The policyholder disagreed with Homesite’s valuation of her claim, and made a number of complaints to and about Homesite regarding the handling of her claims. Specifically, the policyholder filed a formal complaint with the Georgia insurance commissioner and sent several messages to Homesite representatives in May 2011, inquiring about, and criticizing, the handling of her claims. After receiving documentation of the expenses incurred by the policyholder for removal of the tree and other debris in June 2011, Homesite issued an additional payment for $1,800 on October 6, 2011.
In a letter dated October 12, 2011, the policyholder’s counsel demanded payment for the reimbursement for the policyholder’s tree and debris removal expenses. In this letter, the policyholder’s counsel threatened to file a bad faith claim against Homesite under OCGA § 33-4-6 if Homesite did not properly reimbursement the policyholder for the tree and debris removal expenses. This letter also notified Homesite that the policyholder disagreed with Homesite’s estimate of damages to repair her home.
The parties ultimately went to appraisal and an umpire awarded the policyholder $50,713.69 less the $1,000 deductible and prior payments. Homesite issued payment for the umpire’s award.
The policyholder then sued Homesite claiming that Homesite unreasonably delayed reimbursing her for the tree and debris removal expense and that it had underpaid on the umpire’s award, subjecting Homesite to liability under OCGA § 33-4-6. Homesite moved for summary judgment on these claims.
The court analyzed whether the policyholder’s communications with Homesite were sufficient to support recovery under the bad faith statute.
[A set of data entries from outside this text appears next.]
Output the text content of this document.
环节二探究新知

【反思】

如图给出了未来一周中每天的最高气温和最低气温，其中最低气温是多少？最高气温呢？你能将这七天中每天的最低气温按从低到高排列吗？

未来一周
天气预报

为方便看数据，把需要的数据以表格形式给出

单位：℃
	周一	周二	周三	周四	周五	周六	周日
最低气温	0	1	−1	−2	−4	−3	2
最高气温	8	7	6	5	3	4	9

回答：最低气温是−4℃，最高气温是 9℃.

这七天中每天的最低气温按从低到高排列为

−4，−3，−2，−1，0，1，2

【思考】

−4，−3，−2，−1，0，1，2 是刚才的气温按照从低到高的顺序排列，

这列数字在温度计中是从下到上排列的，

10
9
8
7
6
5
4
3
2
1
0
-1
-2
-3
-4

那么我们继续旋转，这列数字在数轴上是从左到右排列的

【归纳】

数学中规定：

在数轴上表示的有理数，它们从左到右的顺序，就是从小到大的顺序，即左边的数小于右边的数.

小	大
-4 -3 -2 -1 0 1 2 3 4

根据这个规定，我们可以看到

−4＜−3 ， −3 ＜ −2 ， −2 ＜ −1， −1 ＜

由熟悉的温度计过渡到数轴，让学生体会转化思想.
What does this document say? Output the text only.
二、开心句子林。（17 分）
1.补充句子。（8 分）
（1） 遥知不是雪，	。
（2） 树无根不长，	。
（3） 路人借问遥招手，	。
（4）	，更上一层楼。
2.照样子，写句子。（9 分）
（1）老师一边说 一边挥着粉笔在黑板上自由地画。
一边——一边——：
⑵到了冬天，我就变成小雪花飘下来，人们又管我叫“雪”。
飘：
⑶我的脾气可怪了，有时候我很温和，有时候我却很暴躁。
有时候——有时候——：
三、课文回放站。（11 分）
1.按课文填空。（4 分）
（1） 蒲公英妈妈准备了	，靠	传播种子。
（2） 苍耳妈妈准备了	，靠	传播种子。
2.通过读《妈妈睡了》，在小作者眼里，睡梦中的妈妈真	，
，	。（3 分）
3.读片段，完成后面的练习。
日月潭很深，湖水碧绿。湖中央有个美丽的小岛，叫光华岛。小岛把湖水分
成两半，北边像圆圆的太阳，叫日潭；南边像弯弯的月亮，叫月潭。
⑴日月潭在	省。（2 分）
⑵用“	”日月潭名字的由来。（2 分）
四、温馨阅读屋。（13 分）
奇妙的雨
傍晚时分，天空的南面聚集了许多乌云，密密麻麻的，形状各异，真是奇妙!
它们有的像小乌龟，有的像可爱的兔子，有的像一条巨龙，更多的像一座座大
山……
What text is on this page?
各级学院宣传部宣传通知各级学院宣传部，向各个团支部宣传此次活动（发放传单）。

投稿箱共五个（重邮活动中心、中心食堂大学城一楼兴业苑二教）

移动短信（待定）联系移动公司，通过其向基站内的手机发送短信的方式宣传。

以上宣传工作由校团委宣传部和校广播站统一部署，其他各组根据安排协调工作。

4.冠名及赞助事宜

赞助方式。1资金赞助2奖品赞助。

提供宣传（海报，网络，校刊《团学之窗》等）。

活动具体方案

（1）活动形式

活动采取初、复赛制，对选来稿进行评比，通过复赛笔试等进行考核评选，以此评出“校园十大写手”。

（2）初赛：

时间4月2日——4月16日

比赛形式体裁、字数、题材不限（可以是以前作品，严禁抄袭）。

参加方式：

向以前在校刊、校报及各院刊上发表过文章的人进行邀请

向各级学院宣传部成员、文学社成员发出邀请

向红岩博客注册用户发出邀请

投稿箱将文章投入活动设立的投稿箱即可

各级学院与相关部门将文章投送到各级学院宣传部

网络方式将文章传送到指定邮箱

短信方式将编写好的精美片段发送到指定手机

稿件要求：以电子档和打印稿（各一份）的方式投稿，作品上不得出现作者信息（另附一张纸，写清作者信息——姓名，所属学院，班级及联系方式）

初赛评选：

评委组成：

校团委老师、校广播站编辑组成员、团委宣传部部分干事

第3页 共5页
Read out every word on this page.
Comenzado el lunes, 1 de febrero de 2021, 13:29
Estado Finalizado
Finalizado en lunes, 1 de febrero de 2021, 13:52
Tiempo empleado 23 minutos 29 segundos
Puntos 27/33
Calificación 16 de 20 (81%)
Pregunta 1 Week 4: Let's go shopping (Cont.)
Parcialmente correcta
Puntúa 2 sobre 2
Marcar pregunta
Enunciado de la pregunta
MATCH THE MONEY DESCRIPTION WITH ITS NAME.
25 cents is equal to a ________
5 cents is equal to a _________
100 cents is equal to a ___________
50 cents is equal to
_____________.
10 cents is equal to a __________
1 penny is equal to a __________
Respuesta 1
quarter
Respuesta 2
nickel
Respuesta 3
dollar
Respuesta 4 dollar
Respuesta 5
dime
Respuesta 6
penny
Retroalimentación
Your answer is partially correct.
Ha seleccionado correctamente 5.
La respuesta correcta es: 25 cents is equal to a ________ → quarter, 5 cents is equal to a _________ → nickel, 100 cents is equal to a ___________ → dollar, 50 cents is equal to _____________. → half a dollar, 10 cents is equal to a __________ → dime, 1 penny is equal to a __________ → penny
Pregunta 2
The court concluded that statements by the policyholder to Homesite and the Georgia insurance commissioner that she was unhappy with the progress of her claim were not sufficient to alert Homesite she was considering filing a bad faith claim.
The court held that a demand under OCGA § 33-4-6 must not only express displeasure with the insurer’s handling of the claims process but actually alert the insurer that the insured plans to take legal action for bad faith if the claim is not paid.
The only communication the policyholder had with Homesite in which potential litigation was threatened was the October 12, 2011, letter sent by her counsel. However, this threat of litigation pertained only to the Homesite’s failure at the time to reimburse the policyholder for tree and debris removal expenses. Since Homesite paid the policyholder for those expenses on October 6, 2011, Homesite had already satisfied the specific demand made by the policyholder. As the policyholder never threatened to invoke OCGA § 33-4-6 regarding any remaining portions of her claim with Homesite, the appellate court affirmed the trial court’s grant of summary judgment on the policyholder’s bad faith claim.
While Georgia courts have held that no special language is necessary for the demand under OCGA § 33-4-6, this opinion emphasizes how strictly courts will review and interpret the demands in order to hold carriers liable under the bad faith statute.
1 Thompson v. Homesite Ins. Co. of Georgia, No. A17A1938 (Ga. App. Mar. 14, 2018).
2 BayRock Mortg. Corp. v. Chicago Title Ins. Co., 286 Ga.App. 18, 19 (648 S.E.2d 433) (2007).